Neue Erkenntnisse über die Spargelfliege

Nach drei Jahren Studien haben die Landwirtschaftskammer Niedersachsen und das Julius Kühn-Institut neue Empfehlungen gegen die Spargelfliege veröffentlicht. So lässt sich der Befall durch späteres Stechen, größerem Abstand zwischen neu angelegten Spargelflächen und eine mechanische Bodenbearbeitung deutlich verringern.

Obwohl die Spargelfliege ein wirtschaftlich bedeutender Schädling ist, fehlen Informationen über die Biologie des Insekts. Ein Befall von 10 bis 20 Prozent hinterlässt noch keine sichtbaren Schäden an den Trieben und wurde von den Wissenschaftlern häufig angetroffen. Ein Befall ab 80 Prozent führt zum Absterben der Triebe. Der Befall wird durch die Anzahl der Fliegen bestimmt, die nach dem Stechen auf die Fläche fliegen. Ein späteres Stechen verringert die Möglichkeit der Eiablage. Dadurch gibt es weniger Larven für das Folgejahr. Das Verschieben des Stechendes um einen weiteren Tag nach hinten, verringert den Schlupf der Fliegen um 0,75 Tage.
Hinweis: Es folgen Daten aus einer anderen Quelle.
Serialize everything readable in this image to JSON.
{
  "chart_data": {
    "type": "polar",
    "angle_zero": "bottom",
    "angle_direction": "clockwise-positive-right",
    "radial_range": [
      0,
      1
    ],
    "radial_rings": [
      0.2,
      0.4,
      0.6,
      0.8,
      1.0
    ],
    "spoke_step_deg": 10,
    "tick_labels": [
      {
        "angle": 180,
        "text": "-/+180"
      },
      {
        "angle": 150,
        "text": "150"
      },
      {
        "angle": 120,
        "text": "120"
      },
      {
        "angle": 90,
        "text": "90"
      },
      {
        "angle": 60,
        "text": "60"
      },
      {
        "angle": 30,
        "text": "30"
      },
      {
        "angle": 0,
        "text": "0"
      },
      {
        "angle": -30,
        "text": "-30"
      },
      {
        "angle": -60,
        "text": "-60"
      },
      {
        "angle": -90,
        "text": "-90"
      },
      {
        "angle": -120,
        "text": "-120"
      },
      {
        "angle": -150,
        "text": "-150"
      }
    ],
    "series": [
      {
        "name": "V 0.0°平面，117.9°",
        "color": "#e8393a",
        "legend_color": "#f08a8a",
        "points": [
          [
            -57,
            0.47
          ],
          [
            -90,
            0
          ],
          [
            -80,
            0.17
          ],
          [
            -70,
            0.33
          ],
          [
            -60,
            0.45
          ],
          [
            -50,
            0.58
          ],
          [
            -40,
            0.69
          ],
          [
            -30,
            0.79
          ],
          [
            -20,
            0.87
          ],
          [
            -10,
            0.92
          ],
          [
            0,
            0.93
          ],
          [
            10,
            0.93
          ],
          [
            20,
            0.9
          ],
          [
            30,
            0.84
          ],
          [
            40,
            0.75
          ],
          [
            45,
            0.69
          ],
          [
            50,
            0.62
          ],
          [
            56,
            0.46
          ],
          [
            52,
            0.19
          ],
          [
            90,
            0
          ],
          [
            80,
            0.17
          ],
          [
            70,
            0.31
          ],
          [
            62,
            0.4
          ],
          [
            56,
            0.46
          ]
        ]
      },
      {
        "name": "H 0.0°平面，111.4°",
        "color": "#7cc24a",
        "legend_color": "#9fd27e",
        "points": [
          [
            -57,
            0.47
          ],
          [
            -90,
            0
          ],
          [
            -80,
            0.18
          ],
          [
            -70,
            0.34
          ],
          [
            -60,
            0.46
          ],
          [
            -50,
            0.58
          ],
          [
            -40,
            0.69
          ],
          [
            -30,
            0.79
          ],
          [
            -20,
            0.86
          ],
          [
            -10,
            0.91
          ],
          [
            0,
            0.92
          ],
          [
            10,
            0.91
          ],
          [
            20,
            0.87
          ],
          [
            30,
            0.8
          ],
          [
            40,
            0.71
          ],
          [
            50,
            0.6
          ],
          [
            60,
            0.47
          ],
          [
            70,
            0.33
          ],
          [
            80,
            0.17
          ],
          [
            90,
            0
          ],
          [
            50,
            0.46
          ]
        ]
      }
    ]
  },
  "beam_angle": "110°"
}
Der größere Abstand zwischen den Neuanlagen resultiert aus der Erkenntnis, dass die Fliegen weiter als bislang angenommen fliegen. 300 Meter sind keine Seltenheit und erschweren in intensiv genutzten Lagen die Kontrolle. Die Fliegen bleiben nicht nur innerhalb des Bestands. Neuanlagen sollten mindestens 600 Meter Abstand zu bestehenden Anlagen haben.

Mulchen und Fräsen sind gängige Bearbeitungsgänge, die eine deutliche Reduzierung der Schlupfrate für das Folgejahr erzielt. Der Einsatz von Insektiziden hingegen hat nur wenig Einfluss und reduziert lediglich die Befallsstärke in den Trieben.